Larger clusters typically localize at the cell poles, while selleck inhibitor Several smaller clusters are found along the cell body [19–21]. In these clusters, receptors are arranged in roughly hexagonal arrays that are

presumably formed by trimers of receptor homodimers [22–25], with different receptors able to form mixed trimers [26]. Clusters are further stabilized by the association of CheA and/or CheW [19, 20, 27–29]. Receptor clusters are important for signal processing in chemotaxis, whereby allosteric interactions between receptors within clusters allow amplification and integration of chemotactic signals [7, 30–33]. All other chemotaxis proteins – CheR, CheB, CheY and CheZ – localize to receptor clusters AZD2281 clinical trial in E. coli through association with either receptors (CheR) or CheA (CheZ and CheY) or both (CheB) [20, 34–36]. Receptor click here clustering plays therefore an additional role by providing a scaffold for chemotaxis signalling [2].

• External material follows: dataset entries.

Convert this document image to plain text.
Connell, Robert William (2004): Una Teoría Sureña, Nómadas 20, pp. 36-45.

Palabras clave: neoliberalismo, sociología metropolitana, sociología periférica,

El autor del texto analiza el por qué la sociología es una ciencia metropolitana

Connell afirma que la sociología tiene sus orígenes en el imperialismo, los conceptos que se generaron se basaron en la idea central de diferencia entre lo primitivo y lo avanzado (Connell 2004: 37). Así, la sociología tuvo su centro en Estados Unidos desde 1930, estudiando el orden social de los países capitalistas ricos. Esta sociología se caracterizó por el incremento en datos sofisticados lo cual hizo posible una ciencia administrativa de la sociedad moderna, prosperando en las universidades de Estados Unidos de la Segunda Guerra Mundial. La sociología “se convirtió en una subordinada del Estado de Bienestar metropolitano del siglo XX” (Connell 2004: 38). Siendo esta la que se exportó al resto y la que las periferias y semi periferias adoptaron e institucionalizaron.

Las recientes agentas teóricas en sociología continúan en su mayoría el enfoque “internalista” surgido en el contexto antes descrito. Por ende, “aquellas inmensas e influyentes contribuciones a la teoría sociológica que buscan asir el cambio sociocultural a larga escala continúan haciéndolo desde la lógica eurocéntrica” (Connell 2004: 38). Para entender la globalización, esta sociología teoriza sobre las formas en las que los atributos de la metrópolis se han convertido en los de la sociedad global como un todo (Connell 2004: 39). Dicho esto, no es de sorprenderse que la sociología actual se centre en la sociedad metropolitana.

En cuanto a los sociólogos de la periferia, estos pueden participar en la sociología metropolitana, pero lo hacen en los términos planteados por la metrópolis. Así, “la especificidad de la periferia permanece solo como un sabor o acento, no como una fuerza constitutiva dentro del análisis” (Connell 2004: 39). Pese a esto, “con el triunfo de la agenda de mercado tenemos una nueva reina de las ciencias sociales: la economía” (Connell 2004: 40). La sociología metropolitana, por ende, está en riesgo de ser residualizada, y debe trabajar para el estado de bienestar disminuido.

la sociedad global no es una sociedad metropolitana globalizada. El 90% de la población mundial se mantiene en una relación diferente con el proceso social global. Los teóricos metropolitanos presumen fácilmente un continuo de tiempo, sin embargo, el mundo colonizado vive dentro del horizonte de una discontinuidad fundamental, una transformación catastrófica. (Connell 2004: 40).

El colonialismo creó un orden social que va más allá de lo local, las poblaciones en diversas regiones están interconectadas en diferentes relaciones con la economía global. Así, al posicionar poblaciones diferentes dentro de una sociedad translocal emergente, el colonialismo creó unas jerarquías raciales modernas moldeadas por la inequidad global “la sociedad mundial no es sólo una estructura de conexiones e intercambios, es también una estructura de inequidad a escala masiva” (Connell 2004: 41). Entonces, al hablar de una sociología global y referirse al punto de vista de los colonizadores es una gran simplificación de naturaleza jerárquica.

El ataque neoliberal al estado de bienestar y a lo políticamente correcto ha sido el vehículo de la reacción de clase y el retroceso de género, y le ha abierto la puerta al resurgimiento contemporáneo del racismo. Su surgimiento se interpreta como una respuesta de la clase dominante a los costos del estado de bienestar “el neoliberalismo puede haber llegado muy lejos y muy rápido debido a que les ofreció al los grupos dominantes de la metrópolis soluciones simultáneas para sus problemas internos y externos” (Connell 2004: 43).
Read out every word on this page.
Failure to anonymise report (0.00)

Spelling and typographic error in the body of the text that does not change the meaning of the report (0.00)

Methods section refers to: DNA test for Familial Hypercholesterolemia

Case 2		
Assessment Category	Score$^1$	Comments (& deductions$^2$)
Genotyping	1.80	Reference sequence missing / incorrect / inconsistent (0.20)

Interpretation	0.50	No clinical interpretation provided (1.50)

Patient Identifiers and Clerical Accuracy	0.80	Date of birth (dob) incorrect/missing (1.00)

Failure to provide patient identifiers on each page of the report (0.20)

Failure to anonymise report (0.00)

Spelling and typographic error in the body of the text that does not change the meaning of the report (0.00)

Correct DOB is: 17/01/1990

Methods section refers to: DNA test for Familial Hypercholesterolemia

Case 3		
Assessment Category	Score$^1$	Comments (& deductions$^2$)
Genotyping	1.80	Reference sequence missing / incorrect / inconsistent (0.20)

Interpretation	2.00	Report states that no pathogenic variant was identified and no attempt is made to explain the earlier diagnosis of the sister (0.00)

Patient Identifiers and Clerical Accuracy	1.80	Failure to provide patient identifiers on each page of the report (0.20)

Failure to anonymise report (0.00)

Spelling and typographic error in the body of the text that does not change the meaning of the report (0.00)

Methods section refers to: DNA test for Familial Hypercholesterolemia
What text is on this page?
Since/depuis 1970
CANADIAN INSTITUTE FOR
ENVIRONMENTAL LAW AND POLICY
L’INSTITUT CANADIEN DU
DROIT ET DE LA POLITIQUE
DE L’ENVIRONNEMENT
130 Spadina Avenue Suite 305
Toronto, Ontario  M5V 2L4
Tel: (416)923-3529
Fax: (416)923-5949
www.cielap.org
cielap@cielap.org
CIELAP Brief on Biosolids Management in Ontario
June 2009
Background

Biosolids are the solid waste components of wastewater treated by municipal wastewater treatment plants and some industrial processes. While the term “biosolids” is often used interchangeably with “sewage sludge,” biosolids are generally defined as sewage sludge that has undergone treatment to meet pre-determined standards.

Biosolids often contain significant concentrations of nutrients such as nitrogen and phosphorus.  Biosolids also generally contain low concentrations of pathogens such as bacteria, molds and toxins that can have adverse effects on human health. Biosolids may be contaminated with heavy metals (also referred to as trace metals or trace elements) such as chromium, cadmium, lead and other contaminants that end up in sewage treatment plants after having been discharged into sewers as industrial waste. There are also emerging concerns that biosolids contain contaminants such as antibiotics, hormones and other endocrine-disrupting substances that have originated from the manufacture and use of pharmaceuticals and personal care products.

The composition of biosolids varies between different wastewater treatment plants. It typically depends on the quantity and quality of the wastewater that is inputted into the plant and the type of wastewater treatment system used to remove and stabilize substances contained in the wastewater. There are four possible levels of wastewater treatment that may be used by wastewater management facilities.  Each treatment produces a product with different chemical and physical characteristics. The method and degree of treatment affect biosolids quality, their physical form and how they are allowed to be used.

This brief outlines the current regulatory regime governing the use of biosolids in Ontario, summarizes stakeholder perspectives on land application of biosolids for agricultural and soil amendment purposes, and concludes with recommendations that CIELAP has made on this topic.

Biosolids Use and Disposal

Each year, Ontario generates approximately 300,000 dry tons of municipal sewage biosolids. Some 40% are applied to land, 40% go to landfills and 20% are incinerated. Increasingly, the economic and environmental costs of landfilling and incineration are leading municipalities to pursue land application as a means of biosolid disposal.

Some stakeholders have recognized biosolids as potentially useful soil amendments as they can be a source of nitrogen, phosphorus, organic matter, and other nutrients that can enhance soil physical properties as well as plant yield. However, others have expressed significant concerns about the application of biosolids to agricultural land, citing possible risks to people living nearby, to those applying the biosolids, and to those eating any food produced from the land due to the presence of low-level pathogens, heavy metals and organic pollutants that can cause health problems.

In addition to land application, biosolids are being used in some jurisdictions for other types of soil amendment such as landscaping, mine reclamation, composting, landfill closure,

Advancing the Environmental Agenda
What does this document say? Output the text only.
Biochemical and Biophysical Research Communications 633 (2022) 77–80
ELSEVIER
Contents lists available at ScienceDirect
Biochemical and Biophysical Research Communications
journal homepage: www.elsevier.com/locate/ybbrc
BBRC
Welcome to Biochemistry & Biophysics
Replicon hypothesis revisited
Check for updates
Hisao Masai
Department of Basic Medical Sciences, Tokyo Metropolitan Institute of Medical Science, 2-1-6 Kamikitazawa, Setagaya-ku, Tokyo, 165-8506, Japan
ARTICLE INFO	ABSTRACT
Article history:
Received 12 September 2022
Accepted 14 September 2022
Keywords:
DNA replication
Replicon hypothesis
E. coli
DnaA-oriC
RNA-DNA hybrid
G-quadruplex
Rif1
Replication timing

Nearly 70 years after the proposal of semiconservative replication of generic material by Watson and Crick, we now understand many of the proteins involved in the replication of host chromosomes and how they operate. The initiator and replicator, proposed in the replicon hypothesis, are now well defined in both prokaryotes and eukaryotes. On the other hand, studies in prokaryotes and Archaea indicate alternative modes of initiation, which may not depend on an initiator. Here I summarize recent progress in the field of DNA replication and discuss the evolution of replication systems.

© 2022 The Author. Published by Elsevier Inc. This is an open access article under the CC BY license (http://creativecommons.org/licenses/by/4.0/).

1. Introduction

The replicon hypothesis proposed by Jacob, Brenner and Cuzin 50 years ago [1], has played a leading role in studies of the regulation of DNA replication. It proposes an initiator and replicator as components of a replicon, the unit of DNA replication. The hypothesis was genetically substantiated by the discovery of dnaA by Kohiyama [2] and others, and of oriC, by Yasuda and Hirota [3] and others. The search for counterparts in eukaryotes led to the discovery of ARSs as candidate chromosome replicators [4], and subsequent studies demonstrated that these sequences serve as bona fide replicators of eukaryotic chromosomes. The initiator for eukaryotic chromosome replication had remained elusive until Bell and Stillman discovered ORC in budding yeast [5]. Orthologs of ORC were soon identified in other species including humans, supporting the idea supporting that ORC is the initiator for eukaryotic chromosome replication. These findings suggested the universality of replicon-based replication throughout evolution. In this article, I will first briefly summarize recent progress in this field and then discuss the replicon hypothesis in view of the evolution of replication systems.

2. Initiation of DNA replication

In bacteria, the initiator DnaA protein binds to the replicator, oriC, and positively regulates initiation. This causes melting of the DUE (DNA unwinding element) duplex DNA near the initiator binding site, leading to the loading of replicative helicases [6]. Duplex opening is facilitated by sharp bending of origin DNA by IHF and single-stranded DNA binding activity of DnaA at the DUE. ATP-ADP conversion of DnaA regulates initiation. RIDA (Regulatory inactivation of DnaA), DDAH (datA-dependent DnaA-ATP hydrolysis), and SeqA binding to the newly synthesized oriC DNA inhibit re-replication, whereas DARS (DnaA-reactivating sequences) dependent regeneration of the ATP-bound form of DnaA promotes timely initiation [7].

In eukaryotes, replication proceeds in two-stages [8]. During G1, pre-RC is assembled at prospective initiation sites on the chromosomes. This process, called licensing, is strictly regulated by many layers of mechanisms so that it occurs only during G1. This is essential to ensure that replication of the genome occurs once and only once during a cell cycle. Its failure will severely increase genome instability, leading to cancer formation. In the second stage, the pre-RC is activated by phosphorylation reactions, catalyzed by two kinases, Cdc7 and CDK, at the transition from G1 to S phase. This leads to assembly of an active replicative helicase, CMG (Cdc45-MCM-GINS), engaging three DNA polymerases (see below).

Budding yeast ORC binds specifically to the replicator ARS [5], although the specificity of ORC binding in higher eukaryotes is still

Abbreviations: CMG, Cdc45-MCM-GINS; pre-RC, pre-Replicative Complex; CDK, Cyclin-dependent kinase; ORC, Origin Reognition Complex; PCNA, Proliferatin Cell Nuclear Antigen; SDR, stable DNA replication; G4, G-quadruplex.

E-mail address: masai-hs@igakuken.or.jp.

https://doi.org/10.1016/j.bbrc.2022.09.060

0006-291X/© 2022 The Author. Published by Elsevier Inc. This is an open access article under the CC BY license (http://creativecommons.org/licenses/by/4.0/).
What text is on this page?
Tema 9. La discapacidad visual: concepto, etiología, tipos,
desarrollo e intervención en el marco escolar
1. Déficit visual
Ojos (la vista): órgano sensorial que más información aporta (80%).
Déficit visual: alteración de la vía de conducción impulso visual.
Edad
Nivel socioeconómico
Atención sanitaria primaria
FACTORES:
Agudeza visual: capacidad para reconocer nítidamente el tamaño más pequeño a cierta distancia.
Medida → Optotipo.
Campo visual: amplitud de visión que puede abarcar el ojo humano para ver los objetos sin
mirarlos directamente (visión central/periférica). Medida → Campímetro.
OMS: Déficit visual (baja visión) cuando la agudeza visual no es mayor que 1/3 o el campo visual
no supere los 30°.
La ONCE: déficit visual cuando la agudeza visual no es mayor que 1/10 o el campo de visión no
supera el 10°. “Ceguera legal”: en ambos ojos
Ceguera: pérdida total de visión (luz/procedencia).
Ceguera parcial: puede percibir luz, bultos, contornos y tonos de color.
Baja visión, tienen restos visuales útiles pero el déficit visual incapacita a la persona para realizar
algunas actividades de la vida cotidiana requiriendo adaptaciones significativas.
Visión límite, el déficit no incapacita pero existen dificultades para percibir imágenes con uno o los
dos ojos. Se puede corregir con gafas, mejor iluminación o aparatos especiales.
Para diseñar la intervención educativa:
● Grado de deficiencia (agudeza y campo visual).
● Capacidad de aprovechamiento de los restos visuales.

The relatively stable signal-processing core of these clusters is composed of receptors, CheA, CheW and a phosphatase CheZ, along with the dynamically exchanging adaptation enzymes and CheY [37]. Adaptation enzymes are believed to primarily localize to the clusters via association with the C-terminal pentapeptide sequence of major receptors Tar and Tsr [35, 36, 38–40], but they also bind to their substrate sites – unmethylated glutamates for CheR and glutamines or methylated glutamates for CheB – on the receptors. Moreover, CheB also binds to the P2 domain of CheA, competing for the binding site with CheY [40, 41]. The aim of this study was to investigate whether cluster stability in vivo is regulated by such physiologically relevant factors as adaptation to the chemotactic signals and by Methane monooxygenase the environmental temperature. Several biochemical

studies indicated that stability of sensory complexes might strongly increase with the level of receptor methylation [7, 42]. However, a more recent study reported extreme ultrastability of the biochemically reconstituted sensory complexes with no discernible effect of receptor modification under the reference conditions [43], although complexes formed by the less modified receptors did show higher susceptibility to destabilizing agents. Surprisingly, this later study also reported a dramatic reduction of the complex stability at temperatures above 30°C. By performing an in vivo analysis of cluster stability using fluorescence recovery after photobleaching (FRAP), we were able to reconcile these apparently conflicting biochemical studies by showing that the exchange of CheA and CheW at receptor clusters is weakly dependent on the receptor modification.